Historians can address this question with greater certainty, but I don’t think it was ever the case that nonprofit organizations were expected to sit rouged and powdered, waiting at the window for their financial suitors to come calling.  Whether chartered by wealthy donors or not, it was always assumed they would walk the streets a bit, hustling a buck here, a buck there, to support their operations.

The amount of hustling most nonprofits do just to keep the lights on has gotten out of hand.

From the outside, the sector looks pretty healthy, financially.  A recent MSNBC article, for example, reports on the sector’s increasing economic clout:

Spurred by a growing number of global conflicts, increased outsourcing of aid work by Western governments and the boom in private philanthropy, nongovernmental organizations like Oxfam have become big businesses. The Comparative Nonprofit Sector Project at Johns Hopkins University recently studied 37 nations and found total operating expenditures in 2002 of $1.6 trillion.

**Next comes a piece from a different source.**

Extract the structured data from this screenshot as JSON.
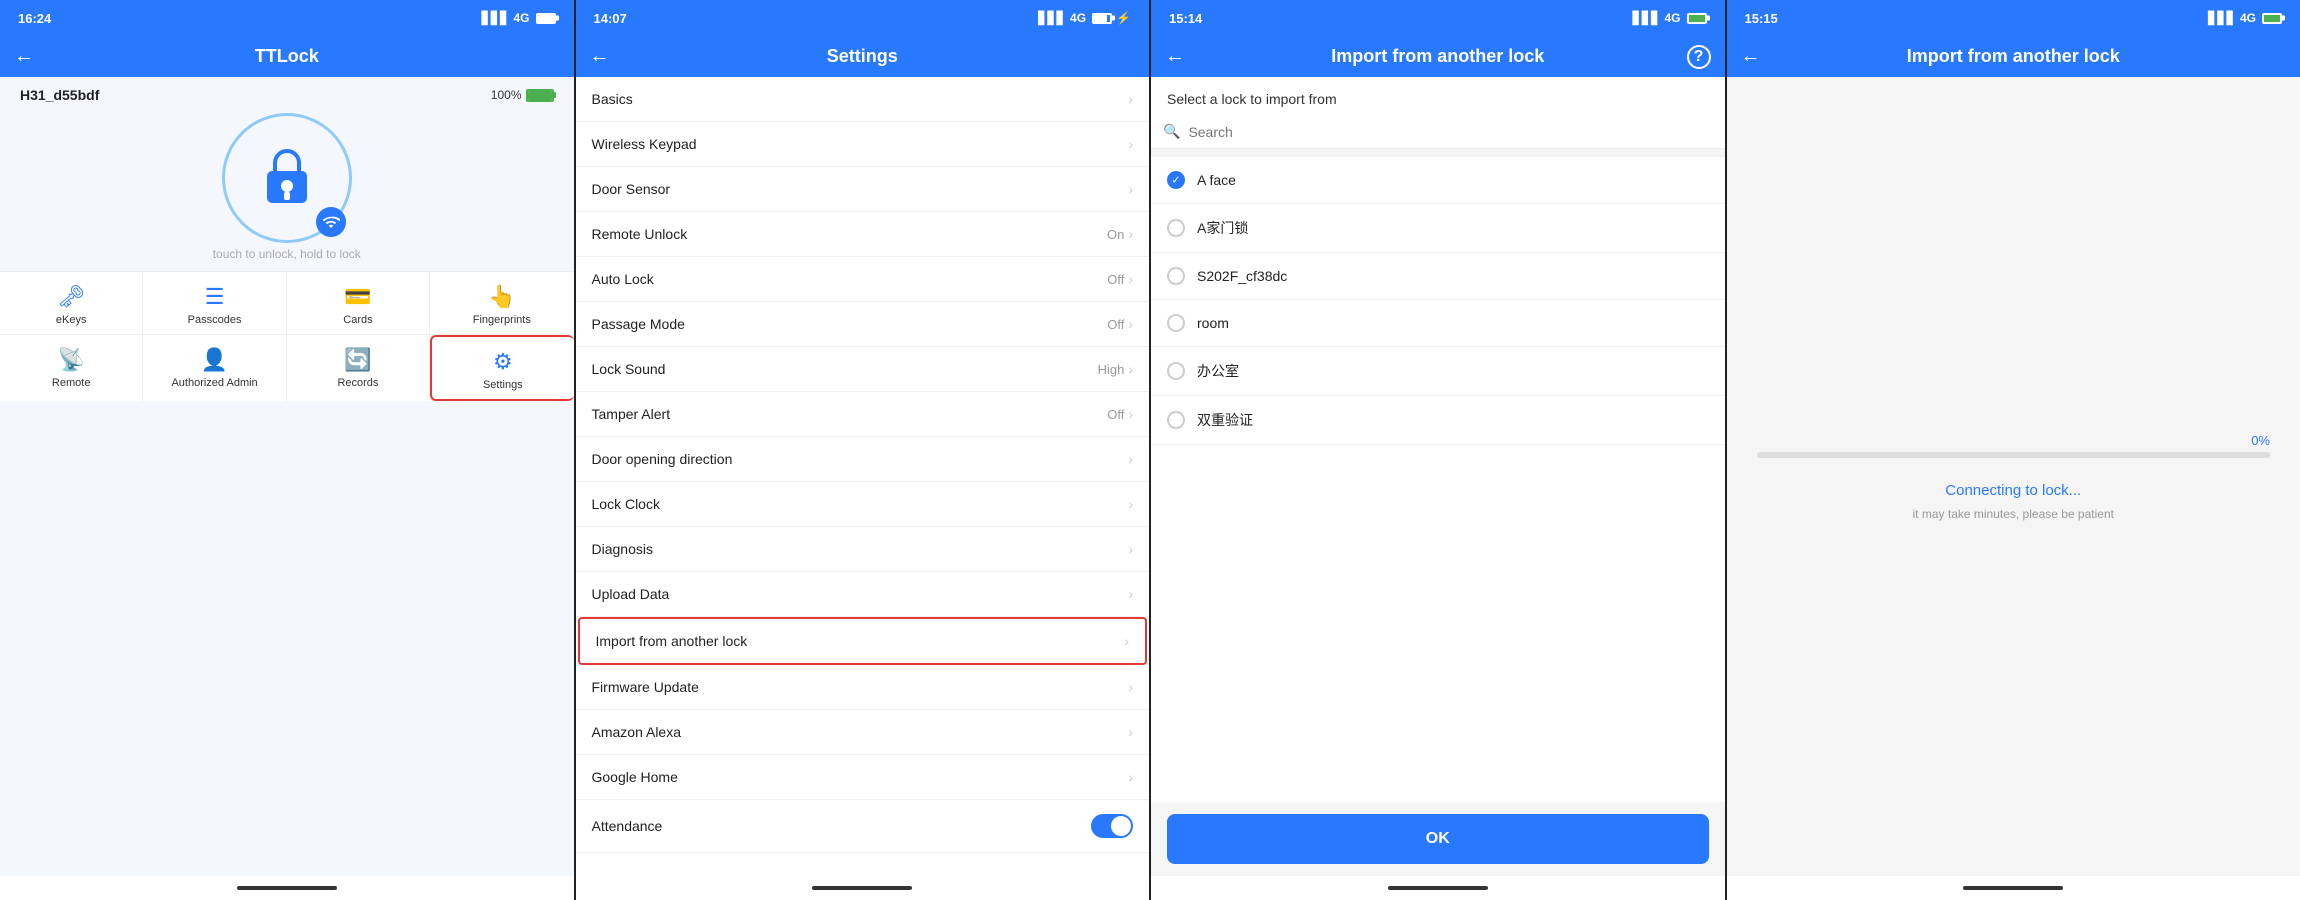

The sector is dominated by charity schools and hospitals, which account for 57 percent of the expenditures, and includes everything from soup kitchens to professional associations, as well as the fast-growing budgets of aid-cum-activist NGOs, some of which now spend more than $1 billion a year.

The article points out that while total employment in the United States fell between 2001 and 2004, the number of jobs in the nonprofit sector grew by two percent to four percent a year.  With the increasing professionalization of the field, more and more MBAs are taking the reins and increasing numbers of charities are being run as businesses.

From inside the sector, I see all but the largest nonprofits struggling to make ends meet.  For years, those of us who work in the foundation field have heard nonprofit leaders lament the difficulty of fundraising, yet few of us have helped our grantees acquire or increase this capacity.  (Here’s a typical excuse: “That’s just part of the cost of doing business: deal with it.")

We want to support nonprofit executive directors in their work, and yet how many times and in how many ways do they need to tell us that what keeps them up at night is worries about money?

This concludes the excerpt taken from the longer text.